McGill explains: “Where your legs meet your torso, that’s called the inguinal crease — that’s the fold in the front of your pants. If you get a pinch in there, that’s your hip joint. So then you’re sitting up too tall.”
When You‘re Feeling Pinched, Try Manspreading (Really)
So basically, you simply can’t escape getting up and moving your ass every couple hours at work. But, as NPR suggests, there are a few adjustments you can make.
Such as? Try manspreading, believe it or not. Spread those knees like you’re an entitled bro on the subway, taking up as much space as you can. “You’ll notice those people often have their knees together, and if they’re getting a hip pinch, my suggestion there is to spread their knees apart and see if that alleviates the hip discomfort,” McGill says.
Wait—really? Manspreading? “There’s all this talk of manspreading from a social behavior perspective — probably not a considerate thing on a crowded bus,” McGill admits.

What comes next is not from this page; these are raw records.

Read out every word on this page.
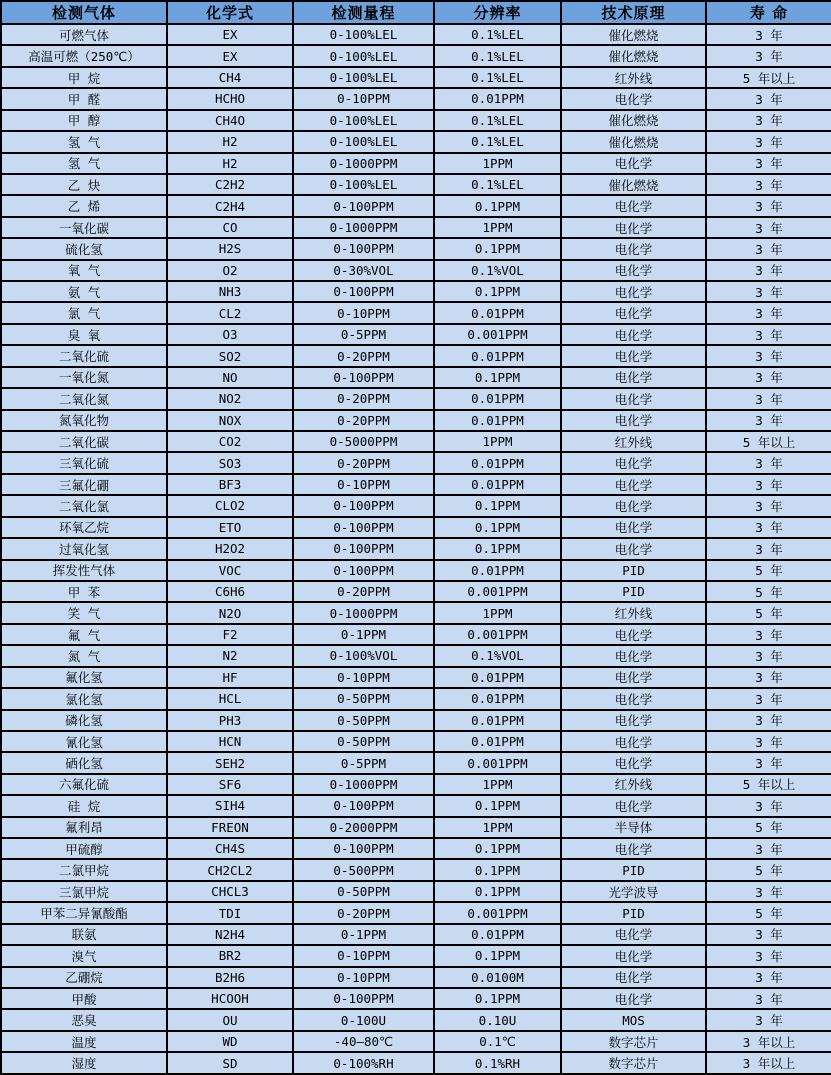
检测气体	化学式	检测量程	分辨率	技术原理	寿 命
可燃气体	EX	0-100%LEL	0.1%LEL	催化燃烧	3 年
高温可燃（250℃）	EX	0-100%LEL	0.1%LEL	催化燃烧	3 年
甲 烷	CH4	0-100%LEL	0.1%LEL	红外线	5 年以上
甲 醛	HCHO	0-10PPM	0.01PPM	电化学	3 年
甲 醇	CH4O	0-100%LEL	0.1%LEL	催化燃烧	3 年
氢 气	H2	0-100%LEL	0.1%LEL	催化燃烧	3 年
氢 气	H2	0-1000PPM	1PPM	电化学	3 年
乙 炔	C2H2	0-100%LEL	0.1%LEL	催化燃烧	3 年
乙 烯	C2H4	0-100PPM	0.1PPM	电化学	3 年
一氧化碳	CO	0-1000PPM	1PPM	电化学	3 年
硫化氢	H2S	0-100PPM	0.1PPM	电化学	3 年
氧 气	O2	0-30%VOL	0.1%VOL	电化学	3 年
氨 气	NH3	0-100PPM	0.1PPM	电化学	3 年
氯 气	CL2	0-10PPM	0.01PPM	电化学	3 年
臭 氧	O3	0-5PPM	0.001PPM	电化学	3 年
二氧化硫	SO2	0-20PPM	0.01PPM	电化学	3 年
一氧化氮	NO	0-100PPM	0.1PPM	电化学	3 年
二氧化氮	NO2	0-20PPM	0.01PPM	电化学	3 年
氮氧化物	NOX	0-20PPM	0.01PPM	电化学	3 年
二氧化碳	CO2	0-5000PPM	1PPM	红外线	5 年以上
三氧化硫	SO3	0-20PPM	0.01PPM	电化学	3 年
三氟化硼	BF3	0-10PPM	0.01PPM	电化学	3 年
二氧化氯	CLO2	0-100PPM	0.1PPM	电化学	3 年
环氧乙烷	ETO	0-100PPM	0.1PPM	电化学	3 年
过氧化氢	H2O2	0-100PPM	0.1PPM	电化学	3 年
挥发性气体	VOC	0-100PPM	0.01PPM	PID	5 年
甲 苯	C6H6	0-20PPM	0.001PPM	PID	5 年
笑 气	N2O	0-1000PPM	1PPM	红外线	5 年
氟 气	F2	0-1PPM	0.001PPM	电化学	3 年
氮 气	N2	0-100%VOL	0.1%VOL	电化学	3 年
氟化氢	HF	0-10PPM	0.01PPM	电化学	3 年
氯化氢	HCL	0-50PPM	0.01PPM	电化学	3 年
磷化氢	PH3	0-50PPM	0.01PPM	电化学	3 年
氰化氢	HCN	0-50PPM	0.01PPM	电化学	3 年
硒化氢	SEH2	0-5PPM	0.001PPM	电化学	3 年
六氟化硫	SF6	0-1000PPM	1PPM	红外线	5 年以上
硅 烷	SIH4	0-100PPM	0.1PPM	电化学	3 年
氟利昂	FREON	0-2000PPM	1PPM	半导体	5 年
甲硫醇	CH4S	0-100PPM	0.1PPM	电化学	3 年
二氯甲烷	CH2CL2	0-500PPM	0.1PPM	PID	5 年
三氯甲烷	CHCL3	0-50PPM	0.1PPM	光学波导	3 年
甲苯二异氰酸酯	TDI	0-20PPM	0.001PPM	PID	5 年
联氨	N2H4	0-1PPM	0.01PPM	电化学	3 年
溴气	BR2	0-10PPM	0.1PPM	电化学	3 年
乙硼烷	B2H6	0-10PPM	0.0100M	电化学	3 年
甲酸	HCOOH	0-100PPM	0.1PPM	电化学	3 年
恶臭	OU	0-100U	0.10U	MOS	3 年
温度	WD	-40—80℃	0.1℃	数字芯片	3 年以上
湿度	SD	0-100%RH	0.1%RH	数字芯片	3 年以上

I couldn’t believe my ears. So I reached out to Kelley Rae O’Donnell, an actress and manspreading-awareness activist known for tweeting photos of subway manspreaders in New York City. Is manspreading vindicated by the nation’s back-pain crisis? “It kind of reminds me of a friend of a friend who said to me, ‘Men have to sit that way or they’ll fall over. Their center of gravity is different. So they manspread to not fall on people,’” she tells me.

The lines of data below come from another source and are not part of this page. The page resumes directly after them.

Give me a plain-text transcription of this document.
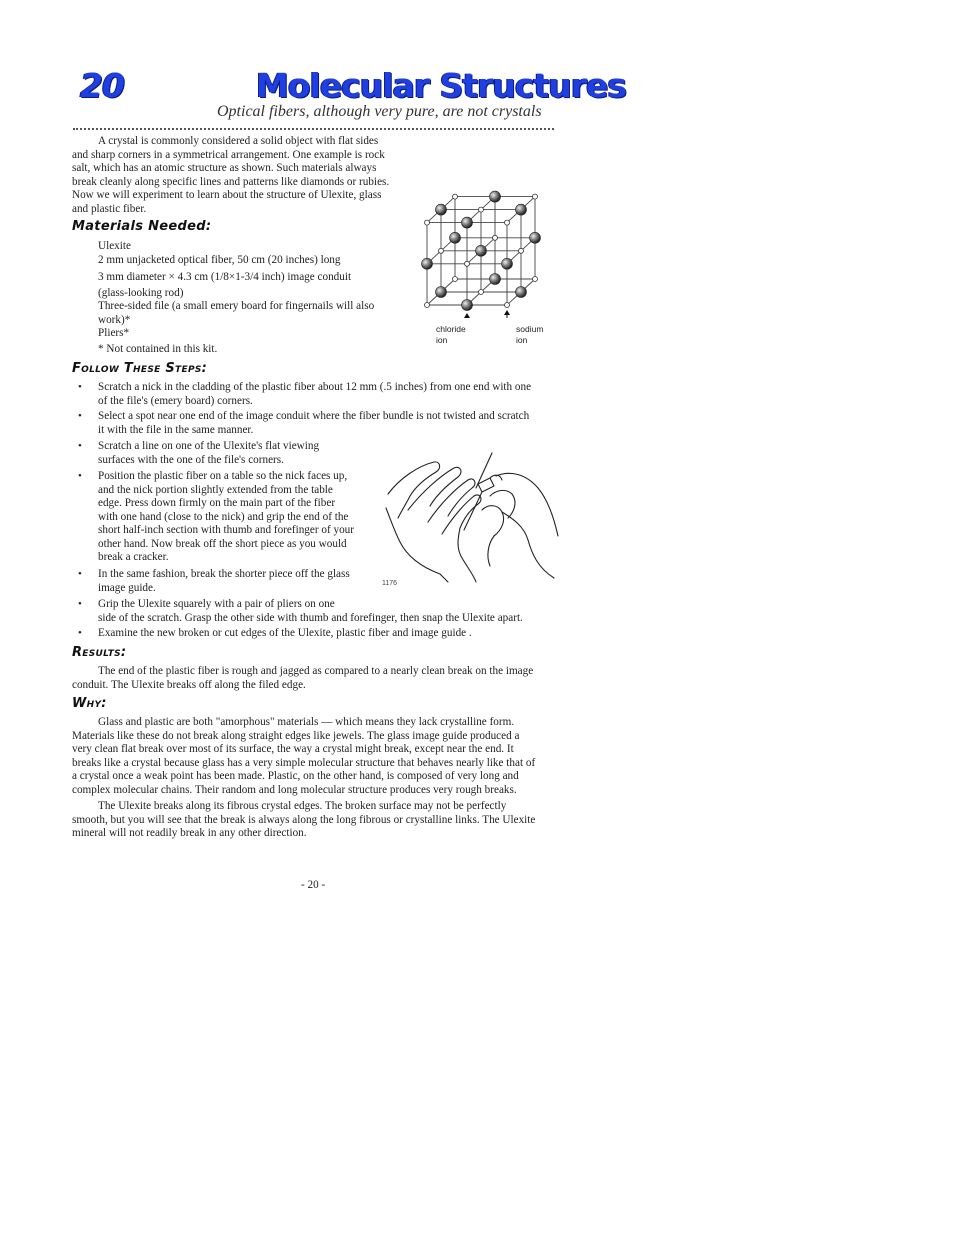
20	Molecular Structures
Optical fibers, although very pure, are not crystals

A crystal is commonly considered a solid object with flat sides

and sharp corners in a symmetrical arrangement. One example is rock

salt, which has an atomic structure as shown. Such materials always

break cleanly along specific lines and patterns like diamonds or rubies.

Now we will experiment to learn about the structure of Ulexite, glass

and plastic fiber.

chloride
ion
sodium
ion
Materials Needed:

Ulexite

2 mm unjacketed optical fiber, 50 cm (20 inches) long

3 mm diameter × 4.3 cm (1/8×1-3/4 inch) image conduit

(glass-looking rod)

Three-sided file (a small emery board for fingernails will also

work)*

Pliers*

* Not contained in this kit.
Follow These Steps:
• Scratch a nick in the cladding of the plastic fiber about 12 mm (.5 inches) from one end with one

of the file's (emery board) corners.

• Select a spot near one end of the image conduit where the fiber bundle is not twisted and scratch

it with the file in the same manner.

• Scratch a line on one of the Ulexite's flat viewing

surfaces with the one of the file's corners.

• Position the plastic fiber on a table so the nick faces up,

and the nick portion slightly extended from the table

edge. Press down firmly on the main part of the fiber

with one hand (close to the nick) and grip the end of the

short half-inch section with thumb and forefinger of your

other hand. Now break off the short piece as you would

break a cracker.

• In the same fashion, break the shorter piece off the glass

image guide.

• Grip the Ulexite squarely with a pair of pliers on one

side of the scratch. Grasp the other side with thumb and forefinger, then snap the Ulexite apart.

• Examine the new broken or cut edges of the Ulexite, plastic fiber and image guide .

1176
Results:

The end of the plastic fiber is rough and jagged as compared to a nearly clean break on the image

conduit. The Ulexite breaks off along the filed edge.

Why:

Glass and plastic are both "amorphous" materials — which means they lack crystalline form.

Materials like these do not break along straight edges like jewels. The glass image guide produced a

very clean flat break over most of its surface, the way a crystal might break, except near the end. It

breaks like a crystal because glass has a very simple molecular structure that behaves nearly like that of

a crystal once a weak point has been made. Plastic, on the other hand, is composed of very long and

complex molecular chains. Their random and long molecular structure produces very rough breaks.

The Ulexite breaks along its fibrous crystal edges. The broken surface may not be perfectly

smooth, but you will see that the break is always along the long fibrous or crystalline links. The Ulexite

mineral will not readily break in any other direction.

- 20 -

“I think there are some people with medical conditions that cause them to have issues closing their legs, and yes, I’ve seen women do it too. But in my experience of documenting it for years … the arguments that happen when politely asking someone to make room for others have only a few times been because of a medical condition. I am sympathetic to people who have hip pain, but based on the nature of their defensiveness, the majority of people I have interacted with seem to have more issues with common courtesy.”
Lose the Skinny Jeans
Any other tips for sitting more comfortably? Sure, says McGill: Raise the height of your seat. Also, ditch the tight pants. Your unwieldy skinny jeans might be a culprit. “It’s so interesting, I’ll see some patients with very tight pants, so when they sit down their hips are restricted and it forces their spine to flex forward. And I’ll say, ‘Try and separate,’ and they can’t because it causes so much stress in the material of their pants.”
But Mostly, Just Get Up and Walk, for Chrissake
But really, McGill urges, nothing beats the simple act of just not sitting all damn day. There’s no way around it.
“We’re not made for sitting very long for a variety of reasons, you’ve probably seen all the literature available on cardiac health and diabetes,” he says. “Get up and take frequent breaks. Some people suggest drinking lots of water to go to the toilet often. What we recommend is to go for three brisk walks throughout the day — and we usually say, every time you eat breakfast, lunch and dinner, enjoy a 15-minute brisk walk. It’s good for the hips, it’s good for the back, it reduces the cumulative stress in the tissues of your body.
“It’s a wonderful strategy for so many reasons.”